Fehlzeiten reduzieren in drei Schritten

Viele Unternehmen und Organisationen klagen über zu hohe Krankenstände, die sich seit nunmehr drei Jahren auf Rekordniveau befinden. Die Suche nach geeigneten Lösungen zur Senkung krankheitsbedingter Fehlzeiten erweist sich in der Praxis als sehr komplexe Aufgabe, gleichzeitig erfordert der Umgang mit Gesundheitsdaten einen sensiblen Umgang. Gesundheit und Krankheit sind grundsätzlich private Angelegenheiten, weshalb der Arbeitgeber auch keine Informationen über die Ursache der Krankmeldung erhalten darf.
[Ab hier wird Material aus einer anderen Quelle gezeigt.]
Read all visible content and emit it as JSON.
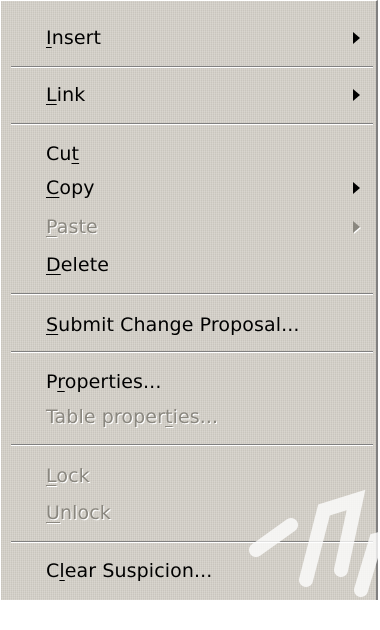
{
  "menu": {
    "items": [
      {
        "pre": "",
        "mn": "I",
        "post": "nsert",
        "disabled": false,
        "submenu": true
      },
      {
        "pre": "",
        "mn": "L",
        "post": "ink",
        "disabled": false,
        "submenu": true
      },
      {
        "pre": "Cu",
        "mn": "t",
        "post": "",
        "disabled": false,
        "submenu": false
      },
      {
        "pre": "",
        "mn": "C",
        "post": "opy",
        "disabled": false,
        "submenu": true
      },
      {
        "pre": "",
        "mn": "P",
        "post": "aste",
        "disabled": true,
        "submenu": true
      },
      {
        "pre": "",
        "mn": "D",
        "post": "elete",
        "disabled": false,
        "submenu": false
      },
      {
        "pre": "",
        "mn": "S",
        "post": "ubmit Change Proposal...",
        "disabled": false,
        "submenu": false
      },
      {
        "pre": "P",
        "mn": "r",
        "post": "operties...",
        "disabled": false,
        "submenu": false
      },
      {
        "pre": "Table proper",
        "mn": "t",
        "post": "ies...",
        "disabled": true,
        "submenu": false
      },
      {
        "pre": "",
        "mn": "L",
        "post": "ock",
        "disabled": true,
        "submenu": false
      },
      {
        "pre": "",
        "mn": "U",
        "post": "nlock",
        "disabled": true,
        "submenu": false
      },
      {
        "pre": "C",
        "mn": "l",
        "post": "ear Suspicion...",
        "disabled": false,
        "submenu": false
      }
    ]
  },
  "icons": {
    "submenu_arrow": "triangle-right-icon",
    "watermark": "watermark-overlay"
  },
  "colors": {
    "menu_background": "#d4d0c8",
    "disabled_text": "#8a877f",
    "separator_dark": "#808080",
    "separator_light": "#ffffff"
  }
}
Krankenstand auf Rekordhoch
Wirft man einen Blick auf die allgemeinen Empfehlungen im Internet oder fragt man Chat GPT, wie der Krankenstand im Unternehmen reduziert werden kann, werden häufig sehr allgemeine Maßnahmen genannt, wie etwa die Empfehlung, "ein umfassendes Programm zur Förderung von Bewegung, Ernährung und psychischer Gesundheit" einzuführen. Tatsächlich liegen die Teilnahmequoten an solchen Programmen in der Regel unter 20 Prozent. Untersuchungen zur Teilnahme zeigen zudem, dass Beschäftigte mit einem ausgeprägten Gesundheitsbewusstsein die Angebote häufiger nutzen als Beschäftigte mit einem weniger ausgeprägten Gesundheitsbewusstsein. Darüber hinaus ist die Teilnahmequote von Frauen höher als die von Männern.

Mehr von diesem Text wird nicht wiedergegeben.